Я отобрал два журнала – себе и Косте, хотел отойти, но взгляд сам по себе непроизвольно остановился на телеграфном бланке, лежавшем на второй полке. Он был заполнен готическим шрифтом. Деталь сама по себе привлекала внимание. Я всмотрелся, и кровь ударила мне в голову. Телеграмма адресовалась Гизеле Андреас. Из Берлина ее отправили тринадцатого. Текст был краток: «Задерживаюсь. Вылечу семнадцатого. Обнимаю. Себастьян Андреас».

Так вот кто она! Вот с кем мы имеем дело! Жена оберштурмбанфюрера, о котором ведется переписка. Сегодня шестнадцатое. Он вылетит завтра.

Я подошел к Косте и, взволнованный, поведал ему об открытии.

– Сгорим мы, как шведы под Полтавой, – проговорил он спокойно. – Есть предложение – стукнуть ее и потихоньку сматывать удочки.

Стукнуть. Потихоньку.

– А если она действительно друг?

– Вы, значит, еще не уверены?

Послышались шаги. Мы поспешно занялись журналами. Вошла Гизела с подносом в руках. На нем стояли кофейник, чашки и блюдечко с кусочком масла. Она поставила все это на стол, вынула из шкафа пачку галет, сахар, разлила кофе.

Отпивая маленькими глоточками горячий кофе, я сказал:

– Очень рад знакомству с вами.

– Да? – спросила она. – Охотно верю. Хотя здесь многие говорили мне то же самое.

Она поинтересовалась моим образованием, профессией. Я удовлетворил ее любопытство.

Мне почему-то вспомнилась недавняя беседа с Земельбауэром. Он сказал, что какое-то «но» мешает ему. А

говорил он о Гизеле. Не является ли этим «но» оберштурмбанфюрер? Вполне возможно.

Потом хозяйка занялась Костей. Стала выяснять, здешний он или приезжий, служил ли в армии, сколько ему лет. Узнав, что Костя родился в Энске, она спросила, известен ли ему хозяин дома, в котором мы сейчас сидим.

Костя сказал, что нет. Вообще он держал себя настороженно, отвечал лаконично.

– А вы хотите знать, кто здесь жил?

Она кивнула.

– Пустяки. Я узнаю в управе.

– Да нет, не стоит. Просто так, интересно. Я вам сейчас покажу кое-что. Пройдемте в ту комнату.

Она встала, пошла, а вслед за нею поплелись и мы.

Во второй комнате стояли полуторная кровать, платяной шкаф и тумбочка. Возле нее – коричневый кожаный чемодан.
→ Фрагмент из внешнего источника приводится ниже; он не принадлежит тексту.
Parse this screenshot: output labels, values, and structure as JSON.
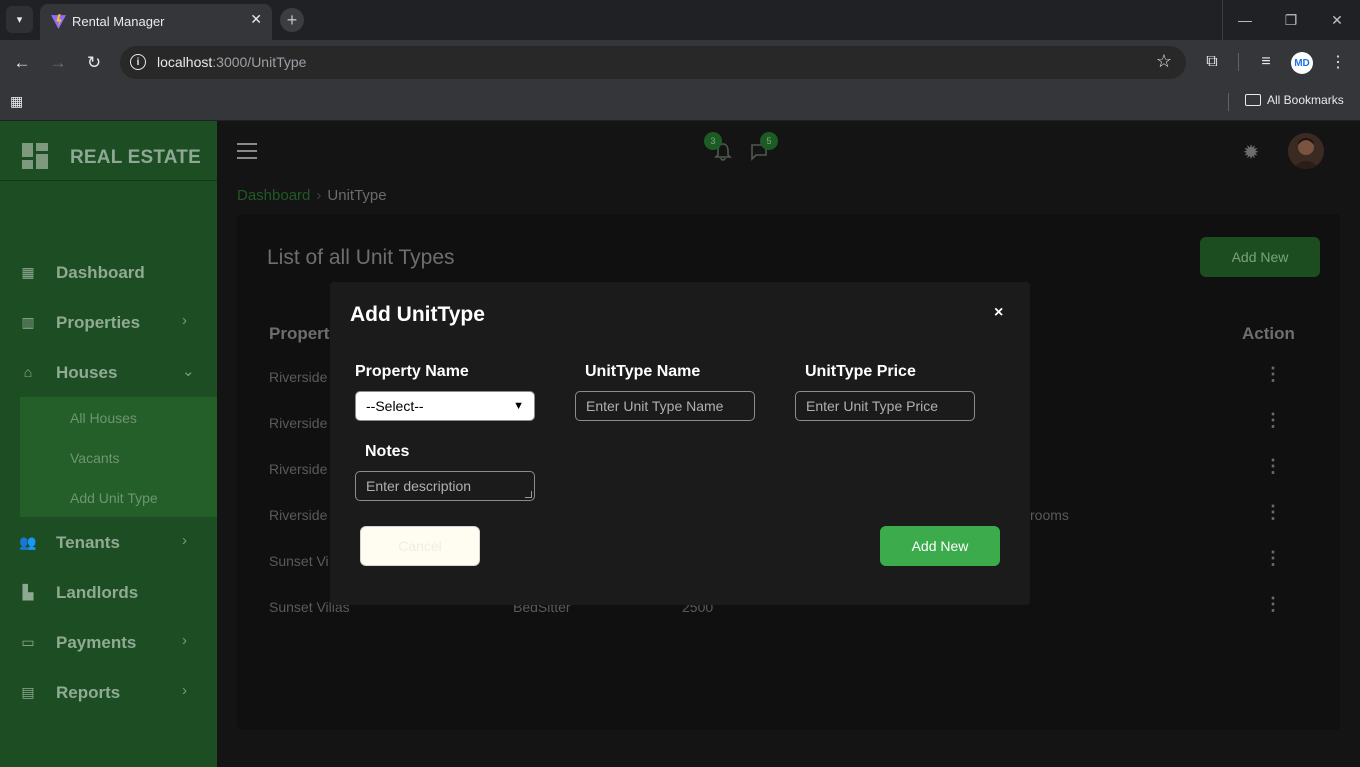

Гизела сдвинула с места тумбочку, подняла половицу, и мы увидели под ней цинковую коробку из-под винтовочных патронов. Она до краев была наполнена серебряными рублями и полтинниками царской чеканки.

Гизела рассмеялась.

– Быть может, они нужны хозяину?

Я сказал, что едва ли кто-нибудь признает их своей собственностью.

Мы просидели у нее до рассвета. Почистили и привели в порядок свою одежду. Когда уходили, Гизела энергично пожала нам руки и сказала:

– Вы ни о чем не думайте. Хорошо, что все случилось сегодня.

– Почему? – не удержался я.

– Завтра прилетает муж. Из Берлина. А он не такой, как я.

Углублять разговор я считал нетактичным.

– Мы еще когда-нибудь увидимся? – лишь спросил я, набравшись смелости.

– Да! Конечно! Это будет зависеть от вас. – И она улыбнулась. Это была улыбка для друзей. Да, только для друзей. В этом я был почему-то убежден. Убежден я был и в том, что в мою жизнь вошло что-то новое, тревожное.

Кажется, я понял то, чего долгое время не мог понять.